Alexy, enfim, propõe a compatibilização das idéias de ordem fundamental e ordem marco, distinguindo duas idéias de ordem fundamental: quantitativa e qualitativa. Na concepção de ordem fundamental quantitativa, a constituição não estabelece posições discricionárias, ou seja, para tudo prevê um mandado ou uma proibição. Já na concepção qualitativa de ordem fundamental, a constituição procura resolver os problemas fundamentais da sociedade que podem – e devem – ser solucionadas pela constituição, mas deixa muitas outras perguntas a serem respondidas no debate político. Esta última concepção, segundo Alexy, é compatível com a idéia de ordem marco.

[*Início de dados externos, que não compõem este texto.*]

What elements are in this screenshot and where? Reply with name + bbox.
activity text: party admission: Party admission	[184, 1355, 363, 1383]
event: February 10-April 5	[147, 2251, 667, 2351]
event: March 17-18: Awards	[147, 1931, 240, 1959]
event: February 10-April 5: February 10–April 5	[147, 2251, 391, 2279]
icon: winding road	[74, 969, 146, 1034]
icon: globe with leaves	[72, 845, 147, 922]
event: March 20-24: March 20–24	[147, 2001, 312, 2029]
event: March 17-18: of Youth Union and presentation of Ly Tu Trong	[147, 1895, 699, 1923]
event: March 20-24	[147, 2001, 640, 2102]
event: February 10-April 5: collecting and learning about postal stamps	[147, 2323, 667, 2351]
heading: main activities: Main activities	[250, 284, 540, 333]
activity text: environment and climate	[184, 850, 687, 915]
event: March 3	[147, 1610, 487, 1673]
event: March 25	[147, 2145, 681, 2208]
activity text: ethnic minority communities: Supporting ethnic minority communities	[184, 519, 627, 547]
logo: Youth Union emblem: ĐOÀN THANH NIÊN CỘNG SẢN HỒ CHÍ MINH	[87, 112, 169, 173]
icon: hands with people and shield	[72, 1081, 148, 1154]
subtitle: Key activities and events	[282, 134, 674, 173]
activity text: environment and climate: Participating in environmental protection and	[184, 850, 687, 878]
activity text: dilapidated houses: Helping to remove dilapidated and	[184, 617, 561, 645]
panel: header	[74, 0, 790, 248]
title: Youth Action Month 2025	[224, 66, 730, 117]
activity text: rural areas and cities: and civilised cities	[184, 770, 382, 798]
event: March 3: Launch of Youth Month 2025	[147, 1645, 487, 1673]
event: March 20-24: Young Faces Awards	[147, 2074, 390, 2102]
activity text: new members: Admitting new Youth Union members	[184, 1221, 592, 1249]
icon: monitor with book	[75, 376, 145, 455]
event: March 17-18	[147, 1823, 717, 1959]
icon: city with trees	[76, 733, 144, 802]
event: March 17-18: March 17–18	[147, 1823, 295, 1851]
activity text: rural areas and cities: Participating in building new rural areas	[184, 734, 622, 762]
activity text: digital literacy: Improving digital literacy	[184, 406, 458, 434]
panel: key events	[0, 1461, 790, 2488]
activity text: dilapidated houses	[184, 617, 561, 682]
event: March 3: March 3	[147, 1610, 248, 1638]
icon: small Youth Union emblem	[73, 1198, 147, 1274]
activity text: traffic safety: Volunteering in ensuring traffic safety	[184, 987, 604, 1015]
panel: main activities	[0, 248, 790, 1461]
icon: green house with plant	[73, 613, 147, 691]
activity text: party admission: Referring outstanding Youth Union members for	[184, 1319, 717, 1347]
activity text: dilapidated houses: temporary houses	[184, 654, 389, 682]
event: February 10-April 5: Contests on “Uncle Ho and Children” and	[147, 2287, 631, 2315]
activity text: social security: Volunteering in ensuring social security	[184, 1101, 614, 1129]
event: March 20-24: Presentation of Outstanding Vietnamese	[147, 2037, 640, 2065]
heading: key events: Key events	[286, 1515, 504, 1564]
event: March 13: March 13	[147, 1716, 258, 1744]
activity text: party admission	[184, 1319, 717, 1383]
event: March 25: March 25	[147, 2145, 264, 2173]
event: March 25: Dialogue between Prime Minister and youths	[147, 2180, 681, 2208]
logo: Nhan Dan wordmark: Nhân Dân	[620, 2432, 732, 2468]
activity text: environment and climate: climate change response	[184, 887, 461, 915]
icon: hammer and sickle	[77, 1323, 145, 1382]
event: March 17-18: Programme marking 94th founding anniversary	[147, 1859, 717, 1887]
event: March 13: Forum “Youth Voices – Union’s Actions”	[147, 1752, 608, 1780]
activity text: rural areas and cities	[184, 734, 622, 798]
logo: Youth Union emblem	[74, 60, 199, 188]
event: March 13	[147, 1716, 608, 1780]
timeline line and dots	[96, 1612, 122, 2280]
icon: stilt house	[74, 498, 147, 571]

Essa também é a leitura do último Canotilho (Direito constitucional..., 2001), que busca harmonizar a idéia da constituição como fundamento do ordenamento jurídico (Kägi) com uma leitura mais pluralística, caracterizando a constituição como ordem-quadro: “para ser uma ordem aberta a constituição terá de ser também uma ordem-quadro, uma ordem fundamental e não um código constitucional exaustivamente regulador”. Chegamos a semelhante conclusão ao analisar a revisão judicial das escolhas orçamentárias.
Resta então questionar como o nosso Supremo Tribunal Federal vê a constituição: uma ordem fundamental ou uma ordem marco? Esta pergunta merece certamente um post específico em nosso blog, mas é possível adiantar que a idéia de ordem fundamental parece avançar no STF, porém, paradoxalmente, não necessariamente para a extensão dos direitos fundamentais. Na década de 1990, assistimos em várias ocasiões ao STF reconhecer a precedência do legislador no desenvolvimento de certas normas constitucionais. Atualmente, o STF parece estar encontrando todas as respostas aos problemas da política no próprio texto constitucional, como no já famoso caso da fidelidade partidária.